REST Assured – Alternative Methodologies For CIOs
The traditional methodologies for conducting IT security assessments are no longer valid, nor are they useful…….For CIOs, there are three keys to successfully estimating security risk: proximation, inference, and mysterion.
Proximation is simple enough to practice – spend time understanding the threat and then take steps to deal with it. Proximate threat models are easily distributed and learnable, rapid-fire, testable, and actuate threat based on behavior.
The inference is a tricky proposition – you must carefully wade through the proprietary mumbo jumbo to arrive at an accurate understanding of your onsite vulnerability. And, if you are asking your CIO to make these determinations, you must be prepared to explain the trade-offs, trade-offs, and practical implications in a way he/she will understand.
Mystification number one: we rely too much on our computers at home.
The fear of websites appearing out of whack with our computers’ “bugs” usually leads to several anxiety-provoking conditions, starting with a slowdown in computer performance that can eventually create a situation that our engineers would have to address.
However, there is another far more deadly conventional threat to computer performance that we rarely consider until it is too late – literally before the damage is made.
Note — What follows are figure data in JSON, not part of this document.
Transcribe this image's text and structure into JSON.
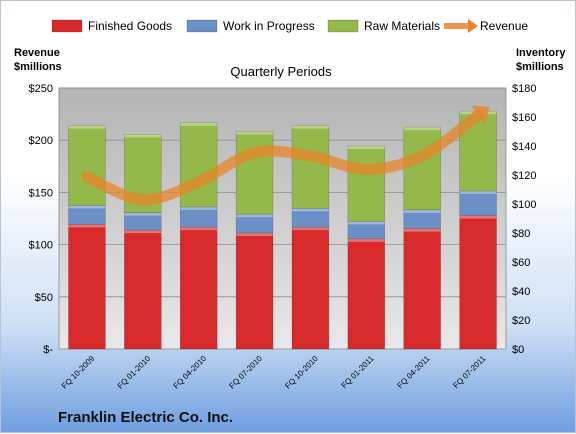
{
  "chart_data": {
    "type": "bar",
    "stacked": true,
    "title": "Quarterly Periods",
    "company": "Franklin Electric Co. Inc.",
    "left_axis_title": [
      "Revenue",
      "$millions"
    ],
    "right_axis_title": [
      "Inventory",
      "$millions"
    ],
    "left_ticks": [
      "$-",
      "$50",
      "$100",
      "$150",
      "$200",
      "$250"
    ],
    "right_ticks": [
      "$0",
      "$20",
      "$40",
      "$60",
      "$80",
      "$100",
      "$120",
      "$140",
      "$160",
      "$180"
    ],
    "left_ylim": [
      0,
      250
    ],
    "right_ylim": [
      0,
      180
    ],
    "categories": [
      "FQ 10-2009",
      "FQ 01-2010",
      "FQ 04-2010",
      "FQ 07-2010",
      "FQ 10-2010",
      "FQ 01-2011",
      "FQ 04-2011",
      "FQ 07-2011"
    ],
    "series": [
      {
        "name": "Finished Goods",
        "axis": "right",
        "color": "#d82a2a",
        "values": [
          86,
          82,
          84,
          80,
          84,
          76,
          83,
          92
        ]
      },
      {
        "name": "Work in Progress",
        "axis": "right",
        "color": "#6d8fc8",
        "values": [
          13,
          12,
          14,
          13,
          13,
          12,
          13,
          17
        ]
      },
      {
        "name": "Raw Materials",
        "axis": "right",
        "color": "#94b84a",
        "values": [
          55,
          54,
          58,
          57,
          57,
          52,
          57,
          55
        ]
      },
      {
        "name": "Revenue",
        "axis": "left",
        "type": "line",
        "color": "#e8842a",
        "values": [
          165,
          143,
          160,
          188,
          185,
          172,
          185,
          224
        ]
      }
    ],
    "legend": [
      "Finished Goods",
      "Work in Progress",
      "Raw Materials",
      "Revenue"
    ],
    "legend_position": "top",
    "grid": true
  }
}
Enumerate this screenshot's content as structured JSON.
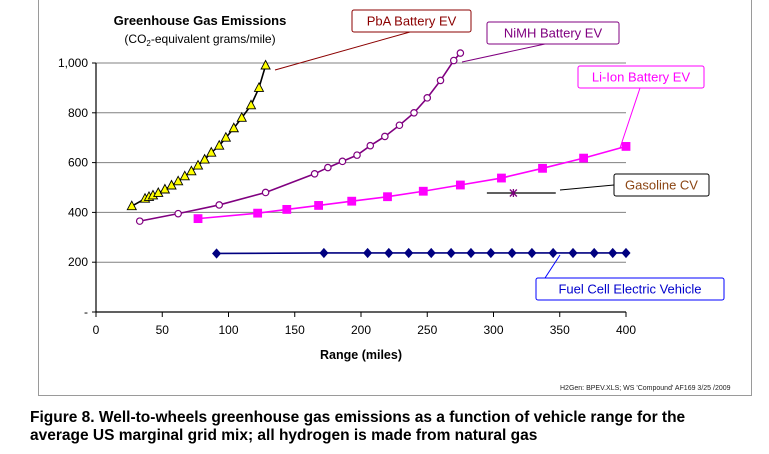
{
  "chart_data": {
    "type": "line",
    "title": "Greenhouse Gas Emissions",
    "subtitle": "(CO",
    "subtitle_sub": "2",
    "subtitle_rest": "-equivalent grams/mile)",
    "xlabel": "Range (miles)",
    "ylabel": "",
    "xlim": [
      0,
      400
    ],
    "ylim": [
      0,
      1000
    ],
    "x_ticks": [
      "0",
      "50",
      "100",
      "150",
      "200",
      "250",
      "300",
      "350",
      "400"
    ],
    "y_ticks": [
      "-",
      "200",
      "400",
      "600",
      "800",
      "1,000"
    ],
    "grid": "horizontal",
    "series": [
      {
        "name": "PbA Battery EV",
        "color": "#000000",
        "marker": "triangle",
        "marker_fill": "#ffff00",
        "x": [
          27,
          37,
          40,
          43,
          47,
          52,
          57,
          62,
          67,
          72,
          77,
          82,
          87,
          93,
          98,
          104,
          110,
          117,
          123,
          128
        ],
        "y": [
          425,
          455,
          462,
          468,
          478,
          492,
          508,
          525,
          545,
          565,
          588,
          612,
          640,
          668,
          700,
          738,
          780,
          830,
          900,
          990
        ]
      },
      {
        "name": "NiMH Battery EV",
        "color": "#800080",
        "marker": "circle",
        "marker_fill": "#ffffff",
        "x": [
          33,
          62,
          93,
          128,
          165,
          175,
          186,
          197,
          207,
          218,
          229,
          240,
          250,
          260,
          270,
          275
        ],
        "y": [
          365,
          395,
          430,
          480,
          555,
          580,
          605,
          630,
          668,
          705,
          750,
          800,
          860,
          930,
          1010,
          1040
        ]
      },
      {
        "name": "Li-Ion Battery EV",
        "color": "#ff00ff",
        "marker": "square",
        "marker_fill": "#ff00ff",
        "x": [
          77,
          122,
          144,
          168,
          193,
          220,
          247,
          275,
          306,
          337,
          368,
          400
        ],
        "y": [
          375,
          397,
          412,
          428,
          445,
          463,
          485,
          510,
          538,
          577,
          618,
          665
        ]
      },
      {
        "name": "Gasoline CV",
        "color": "#8b0000",
        "marker": "star",
        "marker_fill": "#800080",
        "x": [
          315
        ],
        "y": [
          478
        ]
      },
      {
        "name": "Fuel Cell  Electric Vehicle",
        "color": "#000080",
        "marker": "diamond",
        "marker_fill": "#000080",
        "x": [
          91,
          172,
          205,
          221,
          236,
          253,
          268,
          283,
          298,
          314,
          329,
          345,
          360,
          376,
          390,
          400
        ],
        "y": [
          235,
          237,
          237,
          237,
          237,
          237,
          237,
          237,
          237,
          237,
          237,
          237,
          237,
          237,
          237,
          237
        ]
      }
    ],
    "gasoline_line_x": [
      295,
      347
    ],
    "gasoline_line_y": [
      478,
      478
    ],
    "colors": {
      "pba_label_border": "#8b0000",
      "pba_label_text": "#8b0000",
      "nimh_label_border": "#800080",
      "nimh_label_text": "#800080",
      "liion_label_border": "#ff00ff",
      "liion_label_text": "#ff00ff",
      "gas_label_border": "#000000",
      "gas_label_text": "#8b4513",
      "fc_label_border": "#0000ff",
      "fc_label_text": "#0000cc"
    }
  },
  "footnote": "H2Gen: BPEV.XLS; WS 'Compound' AF169 3/25 /2009",
  "caption_line1": "Figure 8. Well-to-wheels greenhouse gas emissions as a function of vehicle range for the",
  "caption_line2": "average US marginal grid mix; all hydrogen is made from natural gas"
}
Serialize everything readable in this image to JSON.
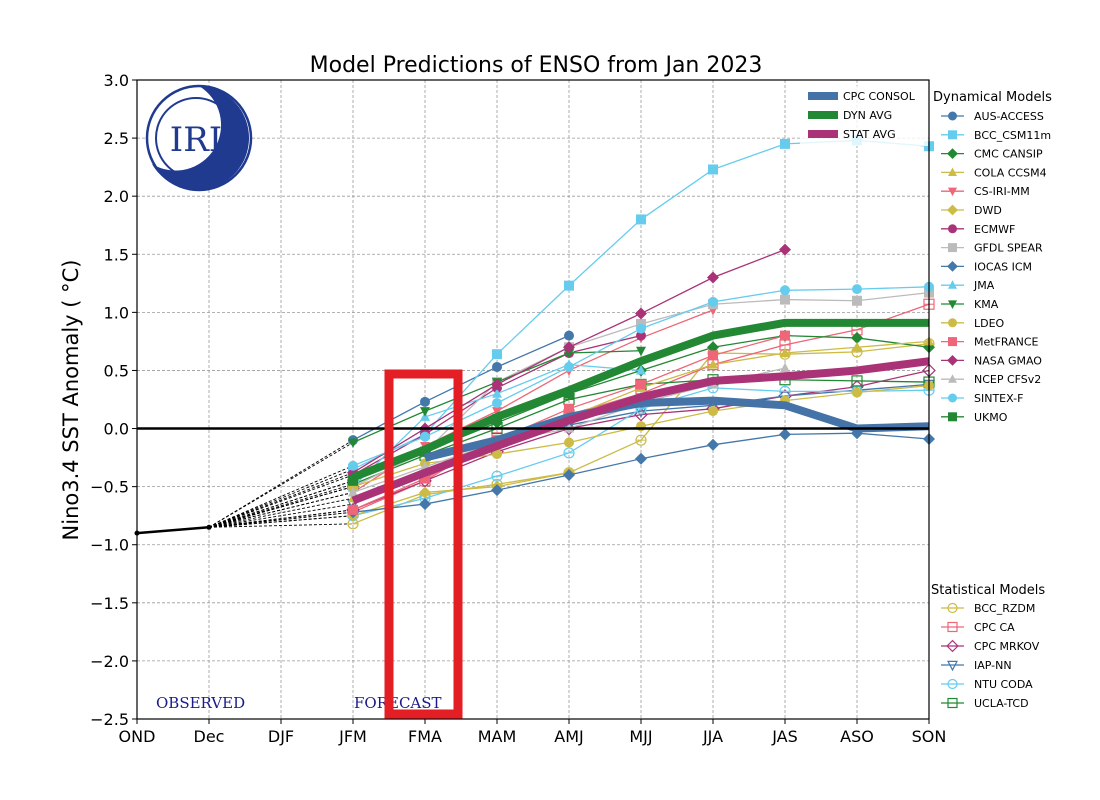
{
  "chart_data": {
    "type": "line",
    "title": "Model Predictions of ENSO from Jan 2023",
    "xlabel": "",
    "ylabel": "Nino3.4 SST Anomaly ( °C)",
    "ylim": [
      -2.5,
      3.0
    ],
    "yticks": [
      "3.0",
      "2.5",
      "2.0",
      "1.5",
      "1.0",
      "0.5",
      "0.0",
      "−0.5",
      "−1.0",
      "−1.5",
      "−2.0",
      "−2.5"
    ],
    "ytick_values": [
      3.0,
      2.5,
      2.0,
      1.5,
      1.0,
      0.5,
      0.0,
      -0.5,
      -1.0,
      -1.5,
      -2.0,
      -2.5
    ],
    "categories": [
      "OND",
      "Dec",
      "DJF",
      "JFM",
      "FMA",
      "MAM",
      "AMJ",
      "MJJ",
      "JJA",
      "JAS",
      "ASO",
      "SON"
    ],
    "grid": true,
    "zero_line": true,
    "annotations": {
      "observed_label": "OBSERVED",
      "forecast_label": "FORECAST",
      "logo_text": "IRI",
      "highlight_box": {
        "category": "FMA",
        "y_range": [
          -2.5,
          0.5
        ],
        "color": "#e31e25"
      }
    },
    "observed": {
      "name": "Observed",
      "color": "#000000",
      "x": [
        "OND",
        "Dec"
      ],
      "values": [
        -0.9,
        -0.85
      ]
    },
    "averages": [
      {
        "name": "CPC CONSOL",
        "color": "#4572a7",
        "start": 4,
        "values": [
          -0.25,
          -0.1,
          0.1,
          0.22,
          0.24,
          0.2,
          0.0,
          0.02
        ]
      },
      {
        "name": "DYN AVG",
        "color": "#228833",
        "start": 3,
        "values": [
          -0.42,
          -0.18,
          0.1,
          0.33,
          0.58,
          0.8,
          0.91,
          0.91,
          0.91
        ]
      },
      {
        "name": "STAT AVG",
        "color": "#aa3377",
        "start": 3,
        "values": [
          -0.62,
          -0.38,
          -0.15,
          0.07,
          0.27,
          0.41,
          0.45,
          0.5,
          0.58
        ]
      }
    ],
    "legend_dynamical_title": "Dynamical Models",
    "legend_statistical_title": "Statistical Models",
    "series_dynamical": [
      {
        "name": "AUS-ACCESS",
        "color": "#4477aa",
        "marker": "circle",
        "values": [
          -0.1,
          0.23,
          0.53,
          0.8,
          null,
          null,
          null,
          null,
          null
        ]
      },
      {
        "name": "BCC_CSM11m",
        "color": "#66ccee",
        "marker": "square",
        "values": [
          -0.35,
          -0.05,
          0.64,
          1.23,
          1.8,
          2.23,
          2.45,
          2.48,
          2.43
        ]
      },
      {
        "name": "CMC CANSIP",
        "color": "#228833",
        "marker": "diamond",
        "values": [
          -0.45,
          -0.2,
          0.05,
          0.3,
          0.5,
          0.7,
          0.8,
          0.78,
          0.7
        ]
      },
      {
        "name": "COLA CCSM4",
        "color": "#ccbb44",
        "marker": "triangle-up",
        "values": [
          -0.6,
          -0.35,
          -0.15,
          0.1,
          0.35,
          0.55,
          0.65,
          0.7,
          0.75
        ]
      },
      {
        "name": "CS-IRI-MM",
        "color": "#ee6677",
        "marker": "triangle-down",
        "values": [
          -0.55,
          -0.15,
          0.15,
          0.5,
          0.78,
          1.02,
          null,
          null,
          null
        ]
      },
      {
        "name": "DWD",
        "color": "#ccbb44",
        "marker": "diamond",
        "values": [
          -0.75,
          -0.55,
          -0.5,
          -0.38,
          null,
          null,
          null,
          null,
          null
        ]
      },
      {
        "name": "ECMWF",
        "color": "#aa3377",
        "marker": "circle",
        "values": [
          -0.4,
          -0.05,
          0.35,
          0.65,
          0.8,
          null,
          null,
          null,
          null
        ]
      },
      {
        "name": "GFDL SPEAR",
        "color": "#bbbbbb",
        "marker": "square",
        "values": [
          -0.5,
          -0.2,
          0.4,
          0.7,
          0.9,
          1.07,
          1.11,
          1.1,
          1.17
        ]
      },
      {
        "name": "IOCAS ICM",
        "color": "#4477aa",
        "marker": "diamond",
        "values": [
          -0.72,
          -0.65,
          -0.53,
          -0.4,
          -0.26,
          -0.14,
          -0.05,
          -0.04,
          -0.09
        ]
      },
      {
        "name": "JMA",
        "color": "#66ccee",
        "marker": "triangle-up",
        "values": [
          -0.5,
          0.1,
          0.3,
          0.55,
          0.5,
          null,
          null,
          null,
          null
        ]
      },
      {
        "name": "KMA",
        "color": "#228833",
        "marker": "triangle-down",
        "values": [
          -0.12,
          0.15,
          0.4,
          0.65,
          0.67,
          null,
          null,
          null,
          null
        ]
      },
      {
        "name": "LDEO",
        "color": "#ccbb44",
        "marker": "circle",
        "values": [
          -0.5,
          -0.3,
          -0.22,
          -0.12,
          0.02,
          0.15,
          0.24,
          0.31,
          0.37
        ]
      },
      {
        "name": "MetFRANCE",
        "color": "#ee6677",
        "marker": "square",
        "values": [
          -0.7,
          -0.43,
          -0.1,
          0.17,
          0.38,
          0.63,
          0.8,
          null,
          null
        ]
      },
      {
        "name": "NASA GMAO",
        "color": "#aa3377",
        "marker": "diamond",
        "values": [
          -0.38,
          0.0,
          0.38,
          0.7,
          0.99,
          1.3,
          1.54,
          null,
          null
        ]
      },
      {
        "name": "NCEP CFSv2",
        "color": "#bbbbbb",
        "marker": "triangle-up",
        "values": [
          -0.55,
          -0.33,
          -0.12,
          0.0,
          0.22,
          0.38,
          0.52,
          null,
          null
        ]
      },
      {
        "name": "SINTEX-F",
        "color": "#66ccee",
        "marker": "circle",
        "values": [
          -0.32,
          -0.07,
          0.22,
          0.53,
          0.86,
          1.09,
          1.19,
          1.2,
          1.22
        ]
      },
      {
        "name": "UKMO",
        "color": "#228833",
        "marker": "square",
        "values": [
          -0.45,
          -0.2,
          0.08,
          0.3,
          null,
          null,
          null,
          null,
          null
        ]
      }
    ],
    "series_statistical": [
      {
        "name": "BCC_RZDM",
        "color": "#ccbb44",
        "marker": "circle-open",
        "values": [
          -0.82,
          -0.57,
          -0.48,
          -0.38,
          -0.1,
          0.65,
          0.64,
          0.66,
          0.73
        ]
      },
      {
        "name": "CPC CA",
        "color": "#ee6677",
        "marker": "square-open",
        "values": [
          -0.72,
          -0.45,
          -0.08,
          0.12,
          0.3,
          0.55,
          0.72,
          0.85,
          1.07
        ]
      },
      {
        "name": "CPC MRKOV",
        "color": "#aa3377",
        "marker": "diamond-open",
        "values": [
          -0.7,
          -0.45,
          -0.2,
          0.0,
          0.12,
          0.17,
          0.28,
          0.36,
          0.5
        ]
      },
      {
        "name": "IAP-NN",
        "color": "#4477aa",
        "marker": "triangle-down-open",
        "values": [
          -0.65,
          -0.4,
          -0.15,
          0.03,
          0.15,
          0.2,
          0.28,
          0.33,
          0.38
        ]
      },
      {
        "name": "NTU CODA",
        "color": "#66ccee",
        "marker": "circle-open",
        "values": [
          -0.75,
          -0.6,
          -0.41,
          -0.21,
          0.17,
          0.35,
          0.32,
          0.32,
          0.33
        ]
      },
      {
        "name": "UCLA-TCD",
        "color": "#228833",
        "marker": "square-open",
        "values": [
          -0.48,
          -0.23,
          0.0,
          0.25,
          0.38,
          0.42,
          0.42,
          0.41,
          0.4
        ]
      }
    ]
  }
}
That threat is spyware.
Spyware – similar to a Trojan Horse – infiltrates our computers, usually without our knowledge, and causes them to send information about our activities back to somebody else’s computer. (In fact, giving our computers “spyware” passwords – just like the Trojan Horse used by the Greeks to lure the Trojans into their destruction — is another way of saying that our computers give away information about us without us knowing it. We are prey, like an ant, of these programs. Like the ant, they are out there, seeking the harmless and the helpless, whatever their cost).
The problem with this kind of threat is twofold:
1. Like a Trojan Horse, spyware is difficult to eradicate. Even when we think we have successfully removed it, another version appears elsewhere on the Internet.
2. Spyware can be used to cause serious damage to our computers. This can include stealing our passwords, such that they become useless to us, or it might be impossible to communicate, creating a “vacation” page that shuts us out of our system so we cannot use it at all.
The first step in eliminating spyware from our computers is, to tell the truth about spyware. Distrust all claims that your computer has spyware unless proven otherwise.
Spyware infiltrates our computers through web pages, ActiveX programs, cookies, instant messages, and some types of peer-to-peer file-sharing networks. It then collects information about us, which can be used by third parties or sold to advertisers.
However, even if we are not using the Internet directly, we are still potentially at risk. Legislation is being enacted worldwide to limit Internet use, and the United States is one of several countries where laws are being implemented to monitor and restrict the way the Internet is used.